Sunday, February 22, 2009

Streptocarpus: Sex

This is a pictorial commentary on how to pollinate a Streptocarpus flower. I purposely took most of the color out of the photos to highlight some of the specific details of the photo. Please CLICK ON THE PHOTO to enlarge it and get a better look at what we're talking about.


The first photo shows a strep flower cut open. The male parts of the flower, the anthers (or pollen sacs) and the filaments are shown. They are attached directly to the lower lobes of the strep flower petals or corolla. They grow right out of the pretty colored petals.

The second photo shows a tweezers holding the joined pollen sacs of the same strep flower. The pollen sacs are whole and unbroken in the photo. The pollen is inside and it would look like dust to the person looking at it if they weren't using a magnifier or microscope.

The third photo is of the female parts of the strep flower. The roundish end part is the stigma which the pollen sticks to and where the process of fertilization begins. The stigma is part of the female portion of the flower called the pistil. The stigma is sort of fuzzy and sticky and that helps keep the pollen in contact with it.

The fourth photo shows the tweezers that are holding the pollen sacs coming into contact with the stigma. The pollen sacs need to be "ripe" or mature and broken open so the dusty pollen grains inside can come into direct contact with the female parts. When the pollen grain comes into contact, a whole process of chemical changes take place. A small tube (a pollen tube) is grown down the length of the pistil all the way to the ovary (at the base of the flower where the flower petals join the green calyx and the pedicil or stem of the blossom). The male genetic material then joins the female genetic material in the flower and the flower is "fertilized". Seeds can now form. If the male DNA isn't allowed to contact the female flower in a reasonable amount of time the flower fades and dies and no seeds or fruits are formed.

As an example of this, you will probably recall that some years there is an abundant crop of apples and some years the crop is very sparse. One of the possible reasons for this happening is that the weather is so cold some springs that the insects that normally pollinate the apple tree are not flying about because of the cold temperature. The apple trees bloom because they are genetically programed to do so, but there are very few pollinators to carry the pollen to the stigmas of waiting flowers.... the flowers fade and drop off and only a tiny fraction of the possible flowers have been pollinated. There will be very few apples forming on the tree that season.

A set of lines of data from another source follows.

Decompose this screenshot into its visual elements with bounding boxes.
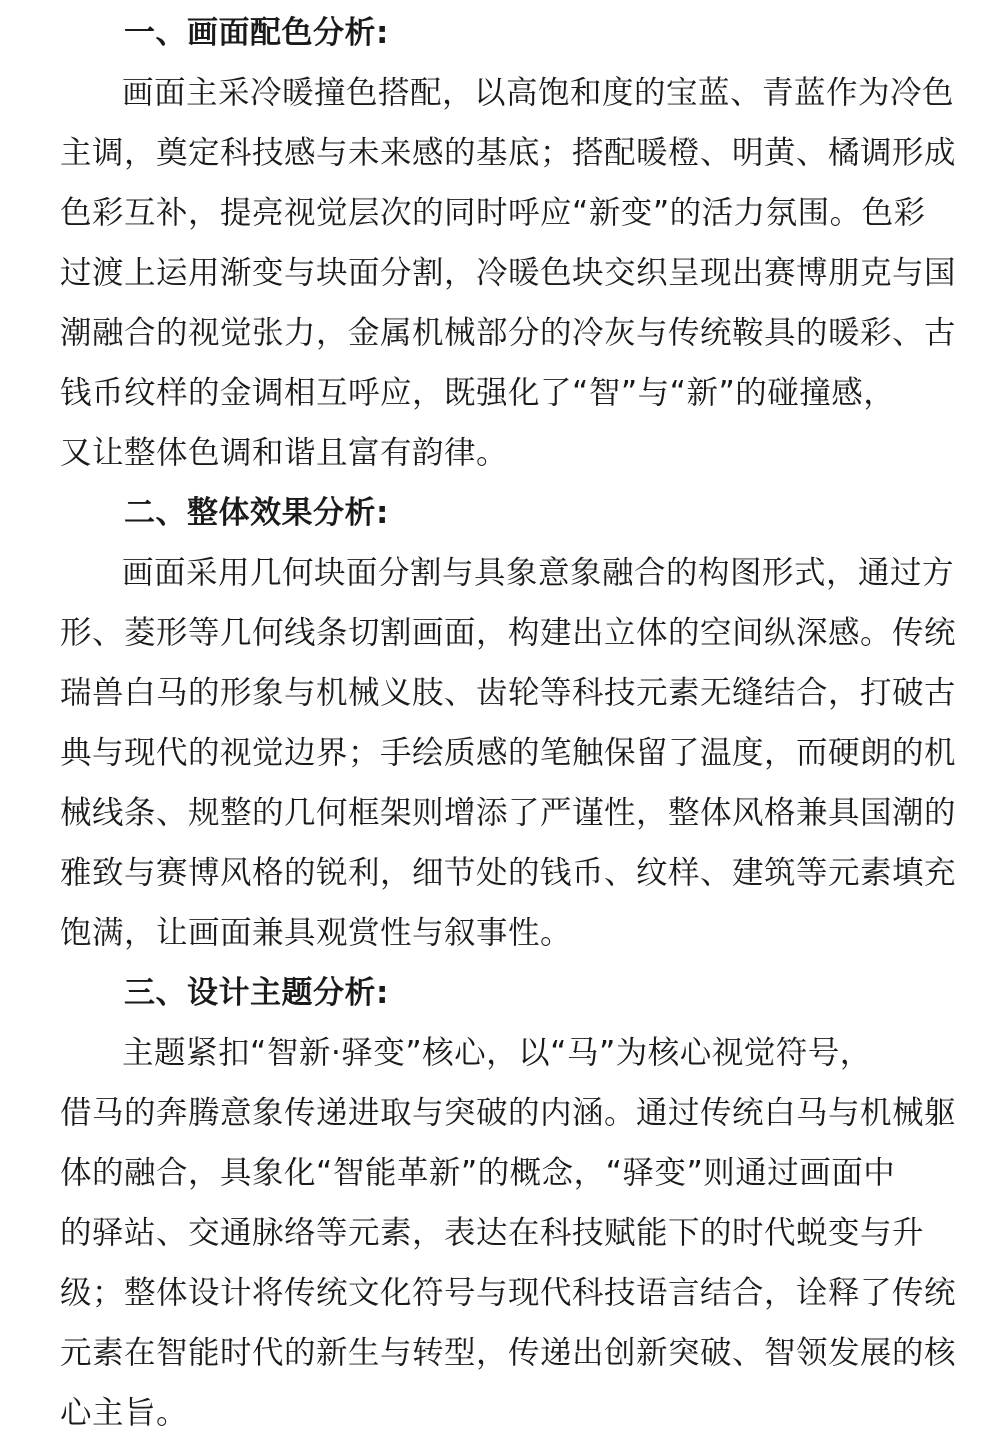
paragraph-line: 雅致与赛博风格的锐利，细节处的钱币、纹样、建筑等元素填充 (60, 855, 957, 891)
paragraph-line: 典与现代的视觉边界；手绘质感的笔触保留了温度，而硬朗的机 (60, 735, 957, 771)
paragraph-line: 形、菱形等几何线条切割画面，构建出立体的空间纵深感。传统 (60, 615, 957, 651)
paragraph-line: 元素在智能时代的新生与转型，传递出创新突破、智领发展的核 (60, 1335, 957, 1371)
section-heading-overall-effect: 二、整体效果分析: (124, 495, 389, 531)
paragraph-line: 过渡上运用渐变与块面分割，冷暖色块交织呈现出赛博朋克与国 (60, 255, 957, 291)
section-heading-color-analysis: 一、画面配色分析: (124, 15, 389, 51)
paragraph-line: 的驿站、交通脉络等元素，表达在科技赋能下的时代蜕变与升 (60, 1215, 925, 1251)
paragraph-line: 主调，奠定科技感与未来感的基底；搭配暖橙、明黄、橘调形成 (60, 135, 957, 171)
paragraph-line: 级；整体设计将传统文化符号与现代科技语言结合，诠释了传统 (60, 1275, 957, 1311)
paragraph-line: 心主旨。 (60, 1395, 189, 1431)
paragraph-line: 主题紧扣“智新·驿变”核心，以“马”为核心视觉符号， (122, 1035, 872, 1071)
paragraph-line: 体的融合，具象化“智能革新”的概念，“驿变”则通过画面中 (60, 1155, 896, 1191)
paragraph-line: 械线条、规整的几何框架则增添了严谨性，整体风格兼具国潮的 (60, 795, 957, 831)
paragraph-line: 潮融合的视觉张力，金属机械部分的冷灰与传统鞍具的暖彩、古 (60, 315, 957, 351)
paragraph-line: 借马的奔腾意象传递进取与突破的内涵。通过传统白马与机械躯 (60, 1095, 957, 1131)
paragraph-line: 饱满，让画面兼具观赏性与叙事性。 (60, 915, 573, 951)
paragraph-line: 瑞兽白马的形象与机械义肢、齿轮等科技元素无缝结合，打破古 (60, 675, 957, 711)
paragraph-line: 画面主采冷暖撞色搭配，以高饱和度的宝蓝、青蓝作为冷色 (122, 75, 955, 111)
paragraph-line: 色彩互补，提亮视觉层次的同时呼应“新变”的活力氛围。色彩 (60, 195, 926, 231)
paragraph-line: 画面采用几何块面分割与具象意象融合的构图形式，通过方 (122, 555, 955, 591)
section-heading-design-theme: 三、设计主题分析: (124, 975, 389, 1011)
paragraph-line: 钱币纹样的金调相互呼应，既强化了“智”与“新”的碰撞感， (60, 375, 896, 411)
paragraph-line: 又让整体色调和谐且富有韵律。 (60, 435, 509, 471)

The last photo is is of a newly forming seed pod (or developing ovary). You will notice the twisting nature of the pod (that's the reason why they are called streptocarpus - strep meaning twisted). The flower right next to it has had the petals removed to show the contrast between a non fertilized flower and the newly maturing fertilized one.

Like the apple example discussed above, the strep seed pod is comparable to the apple forming on the tree with the seeds inside it. When it's ripe, the apple seeds will be ready to come out of the apple and grow new apple trees and when the strep seed pod is ripe, the seeds in the cutely twisted pod will be ready to come out and form new streptocarpus plants.

All of the seeds will have unique genetics, just like each child born is unique (unless you consider identical twins which came from one egg that doubled itself). So, all the strep babies that you grow out have the potential to be interesting and unique. Many will look like the parents, but some will not.